Brian Murphy, Managing Partner, BDO NI, added:
“We cannot avoid the fact that every economic indicator is down from last year, with COVID-19 impacting many sectors in a way we have never seen before. While we are in the midst of this ongoing crisis, it is important to remember that it is not driven by market failure, instead it is driven by the pandemic. The business community has shown its resilience to the challenges it is facing, and it is now encouraging to see that these Q3 results have shown a clear move towards recovery.
“However, with the majority of businesses (62%) demonstrating an ongoing negative impact to operations and 2 in 5 seeing little to no signs of improvement (43%), there is a long road ahead for many. Of those businesses negatively impacted at the outset of the pandemic, some have recorded positive signs of improvement (19%), while a further 30% have seen at least small signs of improvement.

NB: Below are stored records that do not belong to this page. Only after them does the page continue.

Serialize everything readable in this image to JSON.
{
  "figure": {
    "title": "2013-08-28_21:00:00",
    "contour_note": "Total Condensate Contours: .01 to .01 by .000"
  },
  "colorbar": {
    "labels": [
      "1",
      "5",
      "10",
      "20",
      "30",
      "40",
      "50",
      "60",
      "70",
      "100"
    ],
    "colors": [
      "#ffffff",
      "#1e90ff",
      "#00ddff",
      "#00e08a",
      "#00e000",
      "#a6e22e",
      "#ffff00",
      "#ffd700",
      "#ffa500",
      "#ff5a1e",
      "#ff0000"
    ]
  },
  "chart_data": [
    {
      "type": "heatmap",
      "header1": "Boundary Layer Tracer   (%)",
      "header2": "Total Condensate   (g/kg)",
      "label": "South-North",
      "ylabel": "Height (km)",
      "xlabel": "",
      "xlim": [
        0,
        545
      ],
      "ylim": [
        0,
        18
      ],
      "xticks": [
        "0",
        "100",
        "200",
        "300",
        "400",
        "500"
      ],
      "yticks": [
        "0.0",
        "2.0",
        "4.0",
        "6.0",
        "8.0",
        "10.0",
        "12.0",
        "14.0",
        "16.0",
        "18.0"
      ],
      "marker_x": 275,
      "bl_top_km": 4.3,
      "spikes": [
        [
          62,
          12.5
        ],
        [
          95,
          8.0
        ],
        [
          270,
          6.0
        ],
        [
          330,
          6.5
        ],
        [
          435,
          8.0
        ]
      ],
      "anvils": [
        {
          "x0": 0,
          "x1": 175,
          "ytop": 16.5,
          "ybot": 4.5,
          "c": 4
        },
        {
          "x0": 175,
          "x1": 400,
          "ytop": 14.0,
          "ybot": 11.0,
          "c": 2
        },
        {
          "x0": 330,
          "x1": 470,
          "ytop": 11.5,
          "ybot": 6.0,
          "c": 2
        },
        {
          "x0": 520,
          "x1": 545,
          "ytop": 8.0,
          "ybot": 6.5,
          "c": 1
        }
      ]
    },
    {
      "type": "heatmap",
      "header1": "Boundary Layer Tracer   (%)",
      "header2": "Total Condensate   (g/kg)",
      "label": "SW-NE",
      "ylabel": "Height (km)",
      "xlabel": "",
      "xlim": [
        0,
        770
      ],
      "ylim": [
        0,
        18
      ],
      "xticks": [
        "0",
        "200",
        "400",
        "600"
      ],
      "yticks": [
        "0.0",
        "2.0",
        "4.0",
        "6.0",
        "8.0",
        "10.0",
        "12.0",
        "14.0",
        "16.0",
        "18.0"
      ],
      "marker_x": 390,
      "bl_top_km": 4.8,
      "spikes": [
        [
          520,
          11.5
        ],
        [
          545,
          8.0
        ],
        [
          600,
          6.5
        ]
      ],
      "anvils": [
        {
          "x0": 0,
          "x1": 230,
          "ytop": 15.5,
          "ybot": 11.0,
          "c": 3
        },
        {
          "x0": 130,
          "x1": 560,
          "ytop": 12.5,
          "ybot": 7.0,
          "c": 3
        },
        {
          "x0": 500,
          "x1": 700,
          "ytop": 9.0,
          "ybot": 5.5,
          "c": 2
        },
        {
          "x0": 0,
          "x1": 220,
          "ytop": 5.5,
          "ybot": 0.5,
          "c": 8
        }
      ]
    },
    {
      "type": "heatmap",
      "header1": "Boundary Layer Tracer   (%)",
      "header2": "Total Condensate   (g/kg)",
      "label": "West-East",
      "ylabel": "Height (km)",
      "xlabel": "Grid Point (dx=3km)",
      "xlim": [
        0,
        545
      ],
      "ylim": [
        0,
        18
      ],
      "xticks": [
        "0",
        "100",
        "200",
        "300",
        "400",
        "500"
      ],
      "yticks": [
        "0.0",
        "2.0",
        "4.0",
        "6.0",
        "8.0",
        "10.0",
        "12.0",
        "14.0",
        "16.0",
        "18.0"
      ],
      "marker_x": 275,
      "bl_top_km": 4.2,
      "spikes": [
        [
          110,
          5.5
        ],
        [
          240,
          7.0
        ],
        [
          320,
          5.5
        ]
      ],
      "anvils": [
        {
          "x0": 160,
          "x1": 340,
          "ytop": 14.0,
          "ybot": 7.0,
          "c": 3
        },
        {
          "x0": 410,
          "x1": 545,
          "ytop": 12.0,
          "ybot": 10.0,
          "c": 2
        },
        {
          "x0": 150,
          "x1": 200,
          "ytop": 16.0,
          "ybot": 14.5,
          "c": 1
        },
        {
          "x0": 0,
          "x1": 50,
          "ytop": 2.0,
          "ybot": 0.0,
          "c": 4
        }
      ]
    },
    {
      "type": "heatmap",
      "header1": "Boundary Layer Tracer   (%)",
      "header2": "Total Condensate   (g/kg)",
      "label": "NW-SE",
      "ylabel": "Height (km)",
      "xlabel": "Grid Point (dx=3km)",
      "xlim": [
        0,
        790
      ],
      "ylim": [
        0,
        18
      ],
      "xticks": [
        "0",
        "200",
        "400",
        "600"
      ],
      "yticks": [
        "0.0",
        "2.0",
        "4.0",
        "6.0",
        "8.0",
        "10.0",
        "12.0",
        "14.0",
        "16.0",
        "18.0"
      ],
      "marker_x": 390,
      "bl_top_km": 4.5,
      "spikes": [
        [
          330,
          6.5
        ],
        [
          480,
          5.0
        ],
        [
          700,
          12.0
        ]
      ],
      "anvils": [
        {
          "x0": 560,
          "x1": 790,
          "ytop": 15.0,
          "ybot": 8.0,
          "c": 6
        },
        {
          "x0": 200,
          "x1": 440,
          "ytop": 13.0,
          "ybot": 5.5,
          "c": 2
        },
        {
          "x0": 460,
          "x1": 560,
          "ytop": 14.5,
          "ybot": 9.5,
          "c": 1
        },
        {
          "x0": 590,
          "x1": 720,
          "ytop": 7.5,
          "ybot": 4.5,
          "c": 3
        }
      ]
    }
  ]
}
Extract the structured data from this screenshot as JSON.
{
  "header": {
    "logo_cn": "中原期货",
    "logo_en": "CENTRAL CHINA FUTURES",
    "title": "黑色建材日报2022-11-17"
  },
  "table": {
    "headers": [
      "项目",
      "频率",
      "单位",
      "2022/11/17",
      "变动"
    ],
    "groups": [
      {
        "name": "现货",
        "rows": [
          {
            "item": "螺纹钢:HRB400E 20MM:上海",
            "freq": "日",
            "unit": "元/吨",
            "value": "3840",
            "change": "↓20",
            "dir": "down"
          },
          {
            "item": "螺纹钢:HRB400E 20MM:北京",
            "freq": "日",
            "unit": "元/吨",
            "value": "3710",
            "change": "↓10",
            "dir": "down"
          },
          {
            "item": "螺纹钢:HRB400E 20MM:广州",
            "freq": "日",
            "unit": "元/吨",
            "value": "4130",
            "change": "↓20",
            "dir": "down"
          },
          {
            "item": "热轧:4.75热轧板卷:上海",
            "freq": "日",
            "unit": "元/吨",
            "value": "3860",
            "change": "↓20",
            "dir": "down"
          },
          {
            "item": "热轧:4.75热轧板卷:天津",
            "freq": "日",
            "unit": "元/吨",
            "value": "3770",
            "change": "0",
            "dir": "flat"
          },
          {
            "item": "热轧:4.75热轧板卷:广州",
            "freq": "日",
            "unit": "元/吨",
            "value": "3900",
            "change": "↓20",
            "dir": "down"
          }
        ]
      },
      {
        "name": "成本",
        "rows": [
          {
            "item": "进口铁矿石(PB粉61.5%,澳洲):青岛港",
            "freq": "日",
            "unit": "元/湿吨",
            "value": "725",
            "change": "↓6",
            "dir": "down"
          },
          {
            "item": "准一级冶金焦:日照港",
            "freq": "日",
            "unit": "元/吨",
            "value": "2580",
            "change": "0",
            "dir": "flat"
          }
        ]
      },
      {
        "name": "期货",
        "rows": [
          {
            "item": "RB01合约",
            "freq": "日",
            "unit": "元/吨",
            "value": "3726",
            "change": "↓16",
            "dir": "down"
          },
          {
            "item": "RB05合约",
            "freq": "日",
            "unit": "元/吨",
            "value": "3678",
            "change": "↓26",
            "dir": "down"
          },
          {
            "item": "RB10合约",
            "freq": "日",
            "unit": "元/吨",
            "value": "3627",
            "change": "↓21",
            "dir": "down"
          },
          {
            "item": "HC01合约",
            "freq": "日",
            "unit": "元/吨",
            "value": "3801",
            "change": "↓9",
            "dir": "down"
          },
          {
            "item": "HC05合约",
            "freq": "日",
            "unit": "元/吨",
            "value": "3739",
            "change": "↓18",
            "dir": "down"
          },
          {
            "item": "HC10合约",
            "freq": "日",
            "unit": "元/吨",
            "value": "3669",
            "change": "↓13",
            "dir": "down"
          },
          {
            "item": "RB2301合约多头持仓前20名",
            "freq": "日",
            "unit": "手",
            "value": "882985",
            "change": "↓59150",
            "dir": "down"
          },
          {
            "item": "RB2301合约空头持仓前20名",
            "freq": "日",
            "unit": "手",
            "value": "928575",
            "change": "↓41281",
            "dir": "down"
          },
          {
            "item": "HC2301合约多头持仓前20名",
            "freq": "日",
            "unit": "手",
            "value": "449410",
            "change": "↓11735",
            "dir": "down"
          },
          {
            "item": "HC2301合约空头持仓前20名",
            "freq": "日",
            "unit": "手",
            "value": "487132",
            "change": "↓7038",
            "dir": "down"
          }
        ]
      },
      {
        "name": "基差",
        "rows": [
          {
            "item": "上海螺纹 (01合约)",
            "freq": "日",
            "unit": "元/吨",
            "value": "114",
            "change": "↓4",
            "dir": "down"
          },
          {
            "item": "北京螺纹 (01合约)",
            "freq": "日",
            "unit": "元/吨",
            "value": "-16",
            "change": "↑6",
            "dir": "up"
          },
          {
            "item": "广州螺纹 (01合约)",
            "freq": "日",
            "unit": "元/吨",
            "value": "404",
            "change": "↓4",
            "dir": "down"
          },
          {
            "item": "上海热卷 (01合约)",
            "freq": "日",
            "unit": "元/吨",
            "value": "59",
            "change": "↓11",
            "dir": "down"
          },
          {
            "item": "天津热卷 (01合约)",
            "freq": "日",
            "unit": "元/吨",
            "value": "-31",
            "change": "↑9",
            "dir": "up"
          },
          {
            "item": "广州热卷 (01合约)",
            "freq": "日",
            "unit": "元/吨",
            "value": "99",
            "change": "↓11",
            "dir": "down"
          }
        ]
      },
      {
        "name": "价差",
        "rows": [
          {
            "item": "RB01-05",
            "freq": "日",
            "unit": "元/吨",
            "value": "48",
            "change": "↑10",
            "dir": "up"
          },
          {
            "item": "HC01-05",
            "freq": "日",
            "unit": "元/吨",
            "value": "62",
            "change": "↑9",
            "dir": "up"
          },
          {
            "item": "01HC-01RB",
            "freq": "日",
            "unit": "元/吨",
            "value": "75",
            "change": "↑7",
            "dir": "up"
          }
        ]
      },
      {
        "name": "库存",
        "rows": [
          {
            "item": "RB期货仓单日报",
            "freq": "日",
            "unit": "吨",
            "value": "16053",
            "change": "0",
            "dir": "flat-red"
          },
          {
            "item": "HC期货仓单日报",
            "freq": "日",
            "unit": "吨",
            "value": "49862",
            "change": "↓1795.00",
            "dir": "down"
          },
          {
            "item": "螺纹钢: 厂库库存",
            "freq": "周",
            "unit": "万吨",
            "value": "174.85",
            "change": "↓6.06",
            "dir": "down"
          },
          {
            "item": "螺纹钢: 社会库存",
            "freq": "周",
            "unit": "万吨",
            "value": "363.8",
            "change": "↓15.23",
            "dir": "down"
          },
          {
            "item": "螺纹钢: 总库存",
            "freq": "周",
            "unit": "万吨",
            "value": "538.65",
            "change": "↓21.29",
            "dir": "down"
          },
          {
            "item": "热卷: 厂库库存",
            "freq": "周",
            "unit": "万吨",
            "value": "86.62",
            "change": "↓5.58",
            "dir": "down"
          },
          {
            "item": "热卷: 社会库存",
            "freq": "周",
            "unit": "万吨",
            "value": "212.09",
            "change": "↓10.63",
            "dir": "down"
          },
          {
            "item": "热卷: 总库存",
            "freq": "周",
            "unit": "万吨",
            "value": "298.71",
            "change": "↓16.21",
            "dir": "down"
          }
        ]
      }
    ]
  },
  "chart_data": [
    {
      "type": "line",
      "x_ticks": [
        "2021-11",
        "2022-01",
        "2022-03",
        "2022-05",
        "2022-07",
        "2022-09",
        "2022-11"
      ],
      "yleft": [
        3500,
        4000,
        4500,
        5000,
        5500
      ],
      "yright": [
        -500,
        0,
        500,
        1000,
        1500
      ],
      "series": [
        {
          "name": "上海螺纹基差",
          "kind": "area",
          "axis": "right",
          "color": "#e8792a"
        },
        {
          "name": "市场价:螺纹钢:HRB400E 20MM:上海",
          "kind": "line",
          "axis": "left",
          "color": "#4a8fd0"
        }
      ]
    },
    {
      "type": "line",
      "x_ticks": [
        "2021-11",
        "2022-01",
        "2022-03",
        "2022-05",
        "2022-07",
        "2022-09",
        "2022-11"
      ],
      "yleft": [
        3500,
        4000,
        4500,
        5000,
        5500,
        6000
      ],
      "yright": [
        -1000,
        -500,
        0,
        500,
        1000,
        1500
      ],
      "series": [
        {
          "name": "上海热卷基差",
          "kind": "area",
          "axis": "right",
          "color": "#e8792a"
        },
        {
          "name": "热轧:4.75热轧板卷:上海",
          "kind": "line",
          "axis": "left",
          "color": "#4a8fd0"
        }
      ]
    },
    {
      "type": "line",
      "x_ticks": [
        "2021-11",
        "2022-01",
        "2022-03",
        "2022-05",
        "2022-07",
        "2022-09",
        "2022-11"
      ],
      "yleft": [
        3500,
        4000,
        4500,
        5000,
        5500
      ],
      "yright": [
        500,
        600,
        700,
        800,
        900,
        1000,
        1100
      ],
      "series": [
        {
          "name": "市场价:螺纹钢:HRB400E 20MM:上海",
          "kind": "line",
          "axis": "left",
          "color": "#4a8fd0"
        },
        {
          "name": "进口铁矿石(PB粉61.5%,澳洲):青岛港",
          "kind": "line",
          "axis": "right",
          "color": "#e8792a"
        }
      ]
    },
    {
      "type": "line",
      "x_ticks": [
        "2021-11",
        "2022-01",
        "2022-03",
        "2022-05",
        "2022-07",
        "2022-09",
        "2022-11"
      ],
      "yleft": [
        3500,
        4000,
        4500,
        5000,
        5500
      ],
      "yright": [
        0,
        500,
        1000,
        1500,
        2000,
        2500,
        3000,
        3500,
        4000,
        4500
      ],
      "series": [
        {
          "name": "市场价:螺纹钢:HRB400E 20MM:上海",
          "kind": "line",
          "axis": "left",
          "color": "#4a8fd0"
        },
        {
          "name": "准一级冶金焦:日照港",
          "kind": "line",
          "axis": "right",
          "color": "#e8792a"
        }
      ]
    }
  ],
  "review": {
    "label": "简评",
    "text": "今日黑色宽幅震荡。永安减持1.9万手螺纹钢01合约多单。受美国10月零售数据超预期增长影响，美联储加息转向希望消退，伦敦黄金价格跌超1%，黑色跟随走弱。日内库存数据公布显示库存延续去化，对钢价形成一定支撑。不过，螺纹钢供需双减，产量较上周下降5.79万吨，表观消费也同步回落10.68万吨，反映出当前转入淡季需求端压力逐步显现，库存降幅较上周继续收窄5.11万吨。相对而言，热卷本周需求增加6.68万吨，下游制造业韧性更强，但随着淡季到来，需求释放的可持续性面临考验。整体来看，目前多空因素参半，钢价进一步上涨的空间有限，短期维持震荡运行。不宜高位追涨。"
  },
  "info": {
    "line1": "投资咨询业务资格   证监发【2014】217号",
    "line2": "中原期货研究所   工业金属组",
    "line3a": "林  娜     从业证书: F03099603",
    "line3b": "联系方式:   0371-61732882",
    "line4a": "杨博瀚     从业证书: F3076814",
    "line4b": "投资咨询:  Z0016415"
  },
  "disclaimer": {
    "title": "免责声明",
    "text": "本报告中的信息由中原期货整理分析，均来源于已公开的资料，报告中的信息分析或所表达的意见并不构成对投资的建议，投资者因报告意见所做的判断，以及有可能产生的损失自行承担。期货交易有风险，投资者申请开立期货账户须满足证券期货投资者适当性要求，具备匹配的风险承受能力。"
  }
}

“As the furlough scheme ends though, and even with the new support scheme announced by the UK Government, many jobs are still at risk. Since the previous QES results, 30% of firms have already reduced their staff with a further 20% planning for reductions. It is vital that the NI Executive recognises the gaps in support mechanisms for some and addresses these urgently.
“Although Brexit has taken a back seat, it is still very much a critical consideration – pre COVID-19 we saw more than 60% of businesses planning for Brexit but as expected, the pandemic has taken over and only 39% have been able to continue this effort. Concerns of a ‘No Deal’ exit as well as the uncertainty with regards to trading arrangements is still very much a concern for many businesses.
“As we enter this new phase it is so important that businesses are afforded both flexibility and support to allow them to plan for their long-term sustainability. Businesses in turn, recognise the need for adaptability, rethinking their current position to ensure they are best placed to maximise opportunities in what will be changing markets, trading circumstances and demands”.